Maintenant, détaillons davantage. 51 parmi les plus pauvres déclarent au moins une maladie de l'oeil et de ses annexes, comme la myopie ou l'hypermétropie, contre 60 % du reste de la population. Le même constat s'applique pour les visites chez les autres médecins spécialistes.
Enfin, sur le plan spécifique de la prévention, les femmes pauvres ne bénéficient que très partiellement des mammographies, ainsi que des frottis gynécologiques, examens de dépistage qui permettent de détecter le cancer du sein dans le premier cas et celui de l'utérus dans l'autre.
Les enfants des pauvres sont-ils mieux lotis que leurs parents? Erreur complète! Les mômes des ménages qui tirent le diable par la queue échappent largement à un suivi en orthodontie (6 % contre 10 % pour les autres enfants). Itou, l'asthme est plus fréquent que dans le reste de la population (6 % contre 4 %).
Non, vous ne lisez ni Dickens, ni Zola, ni London, pas plus que vous ne visionnez Sicko le film de Michael Moore, documentaire qui expose à notre regard les abjections faites aux pauvres Américains, puisque ces malheureux, faute de money, sont refoulés par les hôpitaux et/ou rejetés dans le caniveau comme de vulgaires détritus.
La descente aux enfers n'est pas finie. Seriez-vous et pauvre et étranger sans papiers qu'un sort plus funeste encore vous frapperait.
La part des étrangers ayant fréquenté les centres de soins de Médecins du monde entre 1999 et 2004 a augmenté régulièrement. Or 60 % d'entre eux ne possédaient pas de titre de séjour et 30 % étaient demandeurs d'asile. Les durcissements pour obtenir l'AME (aide médicale d'Etat) retardent l'accès aux soins des plus démunis ici, les en écartent là, ou, bien pire, les exposent aux traitements de choc dispensés par les « infirmiers en bleu » mandatés par Hortefeux, ce pur clone de feu Maurice Papon, l' assassin aux gants blancs.
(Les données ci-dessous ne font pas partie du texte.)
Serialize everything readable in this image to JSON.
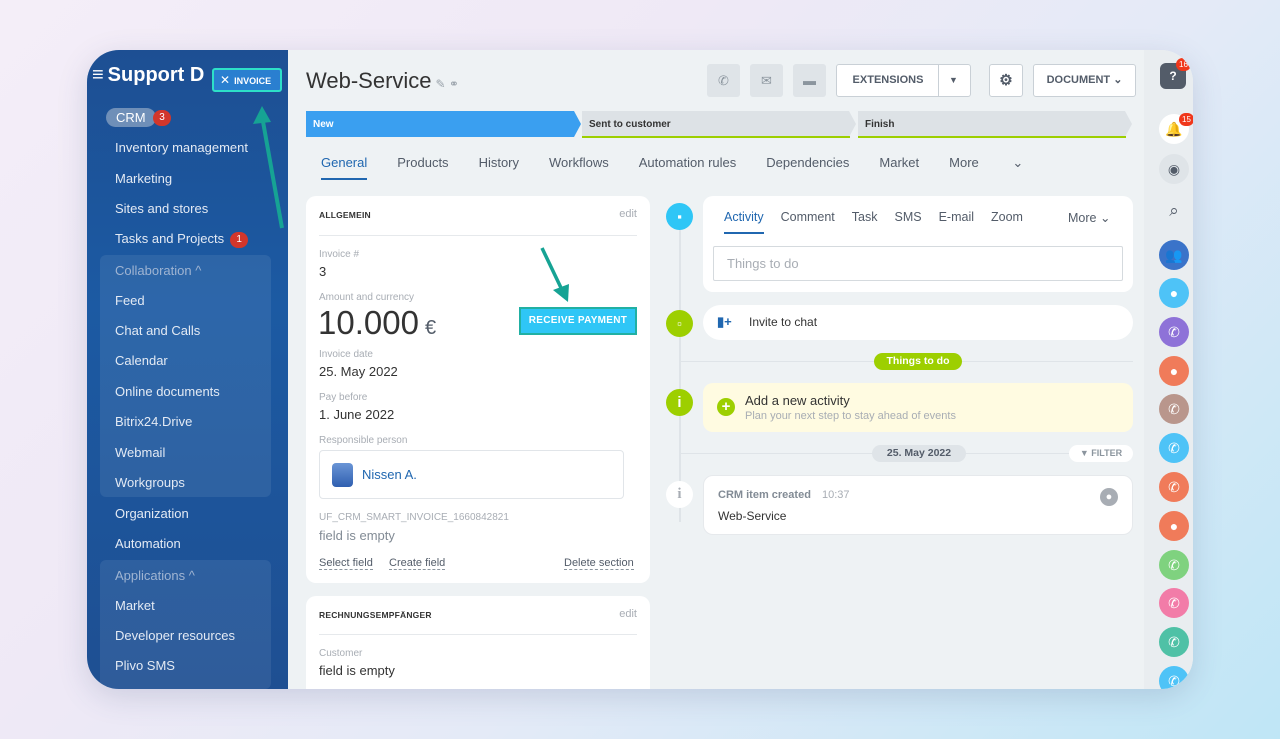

La France est (encore) un pays qui peut se prévaloir de la possession d'un système de santé globalement performant, voilà qui, sauf à faire preuve d'une mauvaise foi patente, n'est guère contestable. Mais graduellement un scandale prend racine et monte en puissance, puisque le diktat du fric érige des barrières et des chicanes devant toutes les victimes d'une double peine, celle du manque d'argent et celle d'une santé dégradée.
L'hôpital peut beaucoup, c'est certain. Par contre, éradiquer le cancer de la pauvreté n'est pas dans ses moyens, aussi, il nous incombe à tous de devenir rapidement les médecins qui sauront traiter comme il convient les producteurs et diffuseurs des métastases qui nous rongent.
Sami Chemin
Principales sources utilisées pour la rédaction de cet article :
Insee Première n° 1 161 - octobre 2007 (rapport de Thibaut de Saint Pol).
Articles numéros 141, 143, 164, 377, 407 de l'Observatoire des inégalités.
Rapport 2005-2006 de l'Observatoire nationale de la pauvreté et de l'exclusion sociale.
Alternatives économiques - hors série n° 70 - 4e trimestre 2006.